BabyRuSh Tue 23-Apr-13 14:01:28

garlicyoni you are right about my mum viewing them as heartless gold diggers. After one of the girls had their child, she was depressed and suicidal. My dad asked my aunt (his unmarried sis) to stay with her and help care for the baby so this girl had some support. Instead of feeling sorry for the girl, my mum blames my aunt for helping her out and refuses to speak to her as a consequence!
I do try to limit contact with my family- at least I'm not so bothered by how dysfunctional it is when I'm not there witnessing it!

ccsays Tue 23-Apr-13 14:05:43

^ I think a 17 year old who is dependent on him financially, fresh out of school, who has never been in a previous relationship is a vulnerable person and I can see why she would find it hard to say no to his advances.^

I completely agree. I can also understand why having had a daughter of your own, you would feel more acutely aware of the exploitative nature of it all. It sounds like you already know what you want to do OP and just want some reassurance that you would be doing the right thing. Do what feels right for you.

TheRealFellatio Tue 23-Apr-13 14:26:13

Really? I think most of the girls I have known of this age would have thought he was some kind of sad, wrinkly laughing stock.
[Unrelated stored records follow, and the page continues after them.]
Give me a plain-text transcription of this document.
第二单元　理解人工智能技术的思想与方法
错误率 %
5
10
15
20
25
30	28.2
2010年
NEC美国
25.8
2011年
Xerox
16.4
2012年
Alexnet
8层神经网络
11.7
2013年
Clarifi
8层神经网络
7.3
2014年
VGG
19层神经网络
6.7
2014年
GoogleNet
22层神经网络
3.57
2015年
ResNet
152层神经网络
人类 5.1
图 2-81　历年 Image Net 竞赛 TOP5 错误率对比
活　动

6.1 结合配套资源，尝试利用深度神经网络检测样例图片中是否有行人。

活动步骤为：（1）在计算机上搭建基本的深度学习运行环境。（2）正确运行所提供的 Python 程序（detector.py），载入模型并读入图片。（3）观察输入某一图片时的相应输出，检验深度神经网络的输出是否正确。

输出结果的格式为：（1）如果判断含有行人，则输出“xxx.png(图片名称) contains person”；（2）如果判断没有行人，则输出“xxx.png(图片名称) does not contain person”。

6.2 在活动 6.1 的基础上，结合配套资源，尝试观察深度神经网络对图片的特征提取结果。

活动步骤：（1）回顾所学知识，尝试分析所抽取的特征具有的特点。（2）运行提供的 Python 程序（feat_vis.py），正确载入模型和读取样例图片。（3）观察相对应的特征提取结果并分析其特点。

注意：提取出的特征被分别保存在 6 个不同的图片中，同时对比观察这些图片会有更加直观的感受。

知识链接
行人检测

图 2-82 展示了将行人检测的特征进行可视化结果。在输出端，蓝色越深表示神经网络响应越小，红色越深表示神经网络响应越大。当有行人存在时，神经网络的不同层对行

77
Not a smooth seducter.

BasilBabyEater Wed 24-Apr-13 16:40:18

I think the assertion that he's not hurting anybody is really very dubious.

I suspect he's hurting quite a lot of people actually. Just read some of the MN threads on here from women who describe being vulnerable 17 year olds thinking they were mature and grown up, who look back when they're 40 and realise what total kids they were. I suspect he's probably hurting them, particularly the ones who had children with him. And I also suspect that he is hurting the children he may financially support, but is emotionally abusing by not acknowledging them as his and not functioning as a father to them.